Overactivation of the immune system in tissue damage and excessive bone repair responses in ankylosing spondylitis. SNPs in PGE2 and IL-23/17 axis cytokines and others are clearly linked to spinal inflammation and post-inflammation repair. It is proposed that the initial microdamage to the spinal enthesis as shown in Fig. 1 leads to inflammation an immune driven tissue repair response. The same cytokine TNF and IL-23/17 pathways are responsible for both inflammation and also contributing to excessive repair responses. The dysregulation of homeostatic fine tuning of tissue repair, thus results in the characteristic post inflammation disease phenotype

Fig. 4
figure 4

Inflammation in tendinopathy. The synovio-entheseal complex with tendons wrapping around bony tuberosities shows how the enthesis is more than merely a focal attachment site leading to stress dissipation over a wide area. Micro-damage at the Achilles tendon enthesis organ in chronic tendinopathy at this and other tendon locations near attachment points leads to immune cell infiltration to aid in tissue repair. However, unlike SpA, the excessive microdamage and injury may lead to persistent and elevated local immune responses or increased immune system fine tuning in an attempt to restore homeostasis. Prolonged inflammation may in theory contribute to tendinopathies, with thickening of the tendon and gradual loss of extra cellular matrix organization weakening the tendon. Unlike SpA where cytokine blockade efficiently controls disease by modulating the excessive immune fine tuning of cytokine homeostasis in a normal biomechanical environment, the situation here is different. The primary issue may be an abnormal biomechanical environment where the cell infiltration and associated physiological increase in fine tuning represents a repair attempt. The use of corticosteroids can lead to tendon ruptures highlighting an important role in a controlled amount of inflammation in tissue repair

Conclusions

It is clear that the normal enthesis has a resident immune system, and in experimental studies, there is ample evidence that this plays a role in the normal entheseal tissue repair.

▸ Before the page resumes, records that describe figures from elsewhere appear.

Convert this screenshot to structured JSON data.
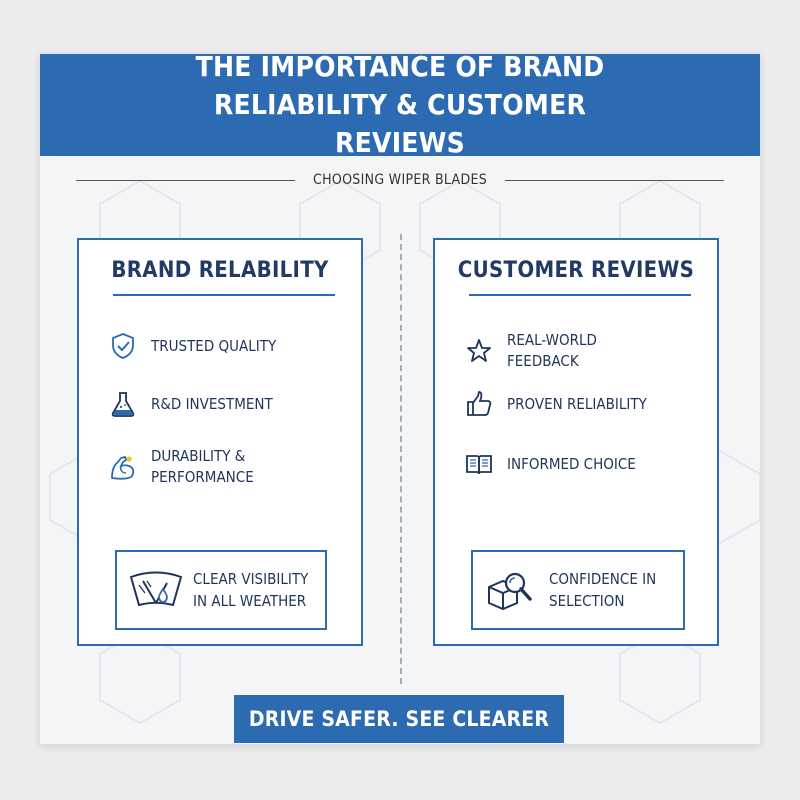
{
  "header": {
    "title": "THE IMPORTANCE OF BRAND RELIABILITY & CUSTOMER REVIEWS"
  },
  "subtitle": "CHOOSING WIPER BLADES",
  "colors": {
    "brand_blue": "#2c6bb2",
    "text_navy": "#1f3459",
    "accent_yellow": "#f2c230"
  },
  "left_card": {
    "title": "BRAND RELABILITY",
    "items": [
      {
        "icon": "shield-check-icon",
        "label": "TRUSTED QUALITY"
      },
      {
        "icon": "flask-icon",
        "label": "R&D INVESTMENT"
      },
      {
        "icon": "flexed-arm-icon",
        "label_line1": "DURABILITY &",
        "label_line2": "PERFORMANCE"
      }
    ],
    "feature": {
      "icon": "windshield-wiper-icon",
      "label_line1": "CLEAR VISIBILITY",
      "label_line2": "IN ALL WEATHER"
    }
  },
  "right_card": {
    "title": "CUSTOMER REVIEWS",
    "items": [
      {
        "icon": "star-icon",
        "label_line1": "REAL-WORLD",
        "label_line2": "FEEDBACK"
      },
      {
        "icon": "thumbs-up-icon",
        "label": "PROVEN RELIABILITY"
      },
      {
        "icon": "open-book-icon",
        "label": "INFORMED CHOICE"
      }
    ],
    "feature": {
      "icon": "magnifier-box-icon",
      "label_line1": "CONFIDENCE IN",
      "label_line2": "SELECTION"
    }
  },
  "footer": {
    "label": "DRIVE SAFER. SEE CLEARER"
  }
}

Excessive tissue repair is the hallmark of human spinal enthesitis-related pathology, and certain cytokines including TNF and IL-17A are clearly involved as demonstrated by human studies. Akin to the skin and the gut, dysregulation of the enthesis resident immune system can often lead to disease states affiliated with initial destruction but eventual excessive tissue repair. The exact pathogenesis of these disease states is complicated due to the built-in redundancy seen within the immune system. In more degenerative-associated enthesopathy states, the attempted cytokine and immune fine tuning may be part of a commensurate and attempted repair response, the suppression of which may have no benefit or be detrimental.